Back to Nature (Published on - May 24, 2006)
Alligator attacks raise concern
Photo by Rick Tremmel
Alligators are survivors and are interesting to observe from a safe distance.
Alligator attacks kill two women in less than a week and may have played a role in the death of a third woman. The following is from several publications, all of which used Associated Press reports:

Annemarie Campbell was captured and killed while snorkeling in a secluded recreation area near Lake George, about 50 miles southeast of Gainesville.

Yovy Suarez Jimenez was attacked while out jogging near a Broward County canal. The medical examiners are still investigating how Yovy came in contact with the alligator. One theory is she may have slipped and fell into the canal.

On Sunday, May 14, a homeless woman, Judy Cooper, was discovered near an Oldsmar canal in East Lake Woodlands, her body apparently dismembered by an alligator. Her purse and drugs were found nearby. The medical examiner ruled an alligator did contribute to Cooper’s death.

In 58 years, only 17 alligator attacks have been confirmed. These recent attacks obviously raise awareness and concern.

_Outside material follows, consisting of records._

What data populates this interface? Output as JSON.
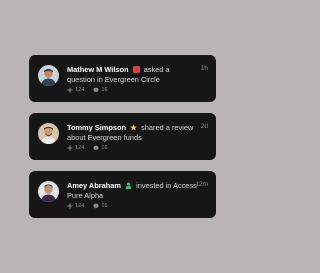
{
  "colors": {
    "background": "#b9b5b5",
    "card": "#161616",
    "text": "#ffffff",
    "muted": "#8c8c8c"
  },
  "feed": [
    {
      "name": "Mathew M Wilson",
      "emoji": "red-badge-icon",
      "action_text": "asked a question in Evergreen Circle",
      "time": "1h",
      "likes": "124",
      "comments": "16"
    },
    {
      "name": "Tommy Simpson",
      "emoji": "star-icon",
      "action_text": "shared a review about Evergreen funds",
      "time": "2d",
      "likes": "124",
      "comments": "16"
    },
    {
      "name": "Amey Abraham",
      "emoji": "green-person-icon",
      "action_text": "invested in Access Pure Alpha",
      "time": "12m",
      "likes": "124",
      "comments": "16"
    }
  ]
}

Florida residents know first-hand about what it takes to survive in a tropical climate. We will

survive. Batteries and flashlights were sold out around Tampa Bay by noon the day before Hurricane Charley was to make landfall in our region. We learned to take nature seriously. There were lineups at the gas pumps as early as 9 a.m. By 7 p.m. it was visually apparent by the streets of boarded up windows, closed businesses and prepared EMS officials and staff that Tampa Bay residents were taking this situation seriously.

We learned respect, fear and awe of nature. Human motto: be prepared.

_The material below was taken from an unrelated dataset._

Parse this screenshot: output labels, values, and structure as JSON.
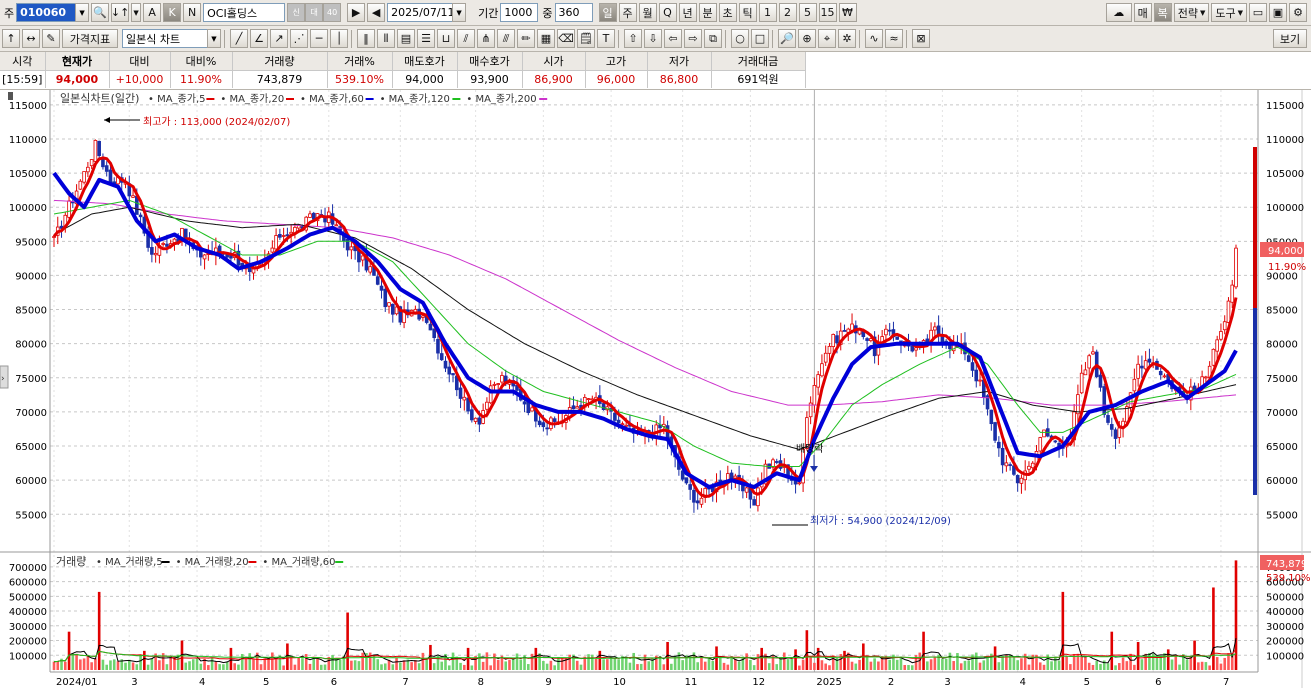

A few of our planet’s oldest species have survived by living by this simple rule: be prepared. One of the most ancient beings on our planet is the indomitable alligator, a real dinosaur. Plain and simple, they were here before us and they will probably be here after we’ve made a mess of things and are gone. If there is one warm body of fresh clean water somewhere in the subtropics you’ll find a member of the crocodilian family. Dinosaur motto: We will survive. Be prepared.

Alligators, of the crocodilian family, evolved from a common ancestor with dinosaurs that were walking on earth even before other reptiles, such as lizards, snakes and turtles appeared. Although alligators are classified as reptiles they are in fact closely related to birds, whose ancestors were also dinosaurs. Theory has it that the feathers on birds are actually elongated scales.

Alligators and their relatives are the last of the living reptiles that are closely related to dinosaurs. Although the alligator is considered threatened they are making a healthy comeback.

Alligators have short, blunt, rounded snouts; most crocodile species have longer, pointed snouts. The upper teeth of the alligator show when the mouth is closed. Eyes, nostrils, and ears are located on the same plane allowing for the entire body to be submerged, except for these organs. A protective covering of bony plates lies under the skin across the back.

Even with armor, the

animal is extremely flexible and quick. Alligators are between 6 and 16 feet in length, although any over 12 feet is rare. The largest recorded American alligator was 19 feet in length. Female alligators rarely exceed 9 feet in length, but males can grow much larger. The Florida state record for length is a 14 foot 5/8 inch male from Lake Monroe in Seminole County. The Florida record for weight is a 1,043 pound (13 feet, 10.5 inches long) male from Orange Lake in Alachua County.

They have a long powerful tail for swimming. Large alligators will eat anything they can overpower including humans. Alligators do not chew their food, they swallow items whole or tear chunks off by grasping and rolling. They are known to stash food until decomposition begins. Stones are swallowed to aid in digestion.

Alligators do not recognize the difference between domestic pets and wild food sources. When an alligator is hungry, they act on their hunting instinct and may attempt to feed on your house pet if given the opportunity.

How often have you observed people walking their pets up to the water’s edge where ponds and lakes are clearly marked, BEWARE OF ALLIGATORS. What are they thinking? It doesn’t require the intelligence of a brain surgeon to ascertain who is at real fault in this situation, does it?

One of the most common mistakes humans make in contact with alligators is feeding them. Alligators do not distinguish between a treat thrown or the hand that is throwing the treat. Feeding an alligator is training that alligator to equate and associate humans with food.

These latest attacks and deaths are horrifically tragic. Nothing can be said to bring these loved ones back. But we may prevent senseless deaths in the future by being aware of safety precautions.

U.S. Fish and Wildlife Safety Guidelines

1. Don’t feed the alligators.

This is a most important rule! Providing food for these wild animals not only makes them bolder and encourages them to seek out people, it also alters their natural diet in an unhealthy way.

2. Keep your distance.

Although they may look slow and awkward, these animals are extremely powerful and can move with a startling burst of speed on land over short distances. A safe distance from an adult alligator is about 60 feet.

3. Never disturb nests or small alligators.

4. Keep your pets and children away from alligators.

5. Don’t swim in areas that are known alligator habitats.